Inhalers are the main source of treatment for asthmatic patients and enables them to lead active lives without the fear of an attack. This article will give some more information about the inhalers for asthma.
Kanika Khara
Last Updated: May 5, 2018
Asthma is a chronic lung disease, which inflames and narrows the airways. It causes recurring periods of wheezing (a whistling sound when you breathe), shortness of breath, chest tightness, and coughing. It is believed to be caused by a complex interaction of environmental and genetic factors. It affects people of all ages, but is more dominant during childhood. An inhaler is a hand-held device, which provides medication directly into the airways. The medications can be taken orally and intravenously, but with this device, it goes straight into the lungs and quickly relieves the patient from the symptoms with minimum side effects.

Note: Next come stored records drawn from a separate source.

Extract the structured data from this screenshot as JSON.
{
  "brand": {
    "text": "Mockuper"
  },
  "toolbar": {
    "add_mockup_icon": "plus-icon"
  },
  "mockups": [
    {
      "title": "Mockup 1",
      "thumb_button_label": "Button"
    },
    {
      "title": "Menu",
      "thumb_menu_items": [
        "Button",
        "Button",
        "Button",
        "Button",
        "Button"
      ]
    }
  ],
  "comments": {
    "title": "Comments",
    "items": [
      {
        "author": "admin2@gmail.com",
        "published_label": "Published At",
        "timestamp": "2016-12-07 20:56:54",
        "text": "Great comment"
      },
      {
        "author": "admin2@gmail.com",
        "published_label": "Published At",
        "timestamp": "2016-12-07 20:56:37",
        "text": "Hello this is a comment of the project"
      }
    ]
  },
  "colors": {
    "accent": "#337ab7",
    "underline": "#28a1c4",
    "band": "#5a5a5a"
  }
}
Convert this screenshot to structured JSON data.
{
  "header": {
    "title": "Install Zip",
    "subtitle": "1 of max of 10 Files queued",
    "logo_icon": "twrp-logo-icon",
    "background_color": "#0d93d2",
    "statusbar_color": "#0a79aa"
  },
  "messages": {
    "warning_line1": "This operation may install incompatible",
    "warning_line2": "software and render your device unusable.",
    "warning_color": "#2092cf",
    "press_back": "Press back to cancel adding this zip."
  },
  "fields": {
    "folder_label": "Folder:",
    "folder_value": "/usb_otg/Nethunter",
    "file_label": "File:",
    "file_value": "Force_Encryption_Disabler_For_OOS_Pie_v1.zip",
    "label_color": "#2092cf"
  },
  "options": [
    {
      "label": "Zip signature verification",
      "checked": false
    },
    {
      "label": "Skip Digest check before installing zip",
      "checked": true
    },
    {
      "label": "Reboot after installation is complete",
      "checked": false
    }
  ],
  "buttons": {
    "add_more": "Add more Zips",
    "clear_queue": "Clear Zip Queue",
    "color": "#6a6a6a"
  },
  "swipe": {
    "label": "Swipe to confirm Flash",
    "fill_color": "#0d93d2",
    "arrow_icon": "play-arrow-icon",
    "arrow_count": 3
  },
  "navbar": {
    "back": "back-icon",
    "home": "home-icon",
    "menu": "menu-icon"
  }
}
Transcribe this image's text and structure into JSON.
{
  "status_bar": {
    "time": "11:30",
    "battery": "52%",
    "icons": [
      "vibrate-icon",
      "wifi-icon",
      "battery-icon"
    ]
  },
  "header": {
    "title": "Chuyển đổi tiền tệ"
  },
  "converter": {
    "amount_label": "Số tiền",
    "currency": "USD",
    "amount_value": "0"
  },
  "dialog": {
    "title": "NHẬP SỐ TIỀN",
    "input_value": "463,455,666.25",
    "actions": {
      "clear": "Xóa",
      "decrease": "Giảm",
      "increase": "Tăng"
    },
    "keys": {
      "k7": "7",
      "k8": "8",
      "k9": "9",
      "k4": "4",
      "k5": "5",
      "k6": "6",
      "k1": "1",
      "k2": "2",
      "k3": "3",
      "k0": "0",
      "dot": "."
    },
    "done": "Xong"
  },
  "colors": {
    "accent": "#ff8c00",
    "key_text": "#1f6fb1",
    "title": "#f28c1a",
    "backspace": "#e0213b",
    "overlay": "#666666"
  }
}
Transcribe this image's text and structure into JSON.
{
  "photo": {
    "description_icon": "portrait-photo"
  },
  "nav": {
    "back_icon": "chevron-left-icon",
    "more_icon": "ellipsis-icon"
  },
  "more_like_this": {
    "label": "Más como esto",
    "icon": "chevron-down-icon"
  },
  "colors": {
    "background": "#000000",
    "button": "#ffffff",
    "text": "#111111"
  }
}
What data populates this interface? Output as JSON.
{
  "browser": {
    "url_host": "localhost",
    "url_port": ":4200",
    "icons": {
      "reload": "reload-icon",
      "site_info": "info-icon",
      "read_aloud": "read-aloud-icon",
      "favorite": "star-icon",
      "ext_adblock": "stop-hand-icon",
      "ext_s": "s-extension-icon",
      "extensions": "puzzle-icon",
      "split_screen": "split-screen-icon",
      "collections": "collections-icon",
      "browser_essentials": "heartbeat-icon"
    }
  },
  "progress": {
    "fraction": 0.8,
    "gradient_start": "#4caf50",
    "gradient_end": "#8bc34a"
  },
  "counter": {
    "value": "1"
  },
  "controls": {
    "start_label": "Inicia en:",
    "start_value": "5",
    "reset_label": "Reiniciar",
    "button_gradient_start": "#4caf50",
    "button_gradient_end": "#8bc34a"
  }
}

1.Metered Dose Inhalers(MDIs)

They utilize a chemical propellant to propel an evaluated dose of medication. They comprise a mouthpiece, a pressurized canister having medication, and a metering valve, which dispenses the right dose of medication. The medicine is released either by inhaling or squeezing the canister. Some of them have counters to know how many doses are remaining. If there is no counter, the patient needs to keep a track of the number of doses used in order to know when the device would be out of medication. The chemical propellant commonly used is chlorofluorocarbon (CFC). But since it damages the ozone layer, other propellants like hydrofluoroalkane (HFA) are now been used. The dose of medicine released by the ones containing HFA is more soft, warm, and reaches directly to the lungs.

2.Dry Powder Inhalers (DPIs)

They do not have a gas propellant to propel the drug out of a canister. Each dose contains a small amount of drug in a powder form, which the patient has to suck in. The patient has to breathe in very hard to get the powder into his lungs. Most adults and older children find it easy to operate, but young children may find it difficult to breathe in so hard and suck in the powder. They may be difficult to use, especially during an asthma attack, as during such times, it is hard to catch a deep breath anyway. On the other hand, some find them easier as compared to the previous one, as the hand-lung coordination is not needed. They are categorized as powder disk, dry powder tube, and single-dose dry powder disk inhaler. Spacers are not required to be used with them.


A spacer is a tube, which is attached to the inhaler and holds the medicine until the patient doesn't breathe in completely. It gives more time to inhale slowly, and decreases the amount of medication that deposits on the back of the patient's throat and tongue. It makes the use of the device simpler, and helps in depositing the medicine into the lungs more efficiently. In this, the hand-breath coordination is not important, and deep and fast breathing is not required. This type requires regular cleansing with soap and water.

This equipment has transformed the treatment of asthma and other lung diseases. They are the most effective way of providing life-saving medication to the patients. Although there are hardly any side effects, it is always advisable to consult a doctor before using any type of inhaler.

Disclaimer: This HealthHearty article is for informative purposes only, and should not be used as a replacement for expert medical advice.